The Long Waves of Net Politics
Let me put this in a longer perspective of net politics of net critique, starting in the beginning of the millenia around the time I personally got involved in these questions.
My verdict of the first decade of the new millenia – what I would call “the visionary decade” – would be somewhere in between the idea of the internet as a revolutionary medium – let’s call this the naive position – and the internet as a cybernetic control apparatus – let’s call this the cynical position. There was an opening – by historical necessity and the chance of flux – that allowed for both a sharp critique and a radical vision, both abstract thought and concrete practice to emerge. What came out of it can be discussed but in some sense of less importance that the fact that it happened.
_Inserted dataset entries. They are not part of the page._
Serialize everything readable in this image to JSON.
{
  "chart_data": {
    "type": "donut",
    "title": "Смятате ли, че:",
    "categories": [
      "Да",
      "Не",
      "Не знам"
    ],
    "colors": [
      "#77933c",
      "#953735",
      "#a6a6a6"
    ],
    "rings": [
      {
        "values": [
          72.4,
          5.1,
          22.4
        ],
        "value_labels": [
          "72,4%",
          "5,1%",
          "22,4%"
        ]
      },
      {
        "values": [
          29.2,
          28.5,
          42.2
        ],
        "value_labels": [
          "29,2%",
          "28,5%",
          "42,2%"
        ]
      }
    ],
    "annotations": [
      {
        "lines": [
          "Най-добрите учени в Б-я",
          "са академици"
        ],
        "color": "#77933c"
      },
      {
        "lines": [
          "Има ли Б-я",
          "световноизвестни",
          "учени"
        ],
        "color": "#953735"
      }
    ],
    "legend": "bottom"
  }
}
The decade after I would call “the critical decade”. As the internet and the surrounding physical world came to be dominated by an oligarchy of platform capitalists, technology critique grew exponentially together with the growth of the platforms. It was a critique that was professisonal, sharp, well researched and well written, but that lacked any visionary political action other than trying to pull various emergency breaks. It was net politics as trolley problem.
Maybe the new decade we forcefully entered now can open up for asking these new broader, political, transformative socio-technical questions that he second wave of AI critique point towards. Any ideas of living with and after corona will certainly have to become part of that.
Fjeld, Jessica, Nele Achten, Hannah Hilligoss, Adam Nagy, and Madhulika Srikumar. 2020. “Principled Artificial Intelligence: Mapping Consensus in Ethical and Rights-Based Approaches to Principles for AI.” SSRN Scholarly Paper ID 3518482. Rochester, NY: Social Science Research Network.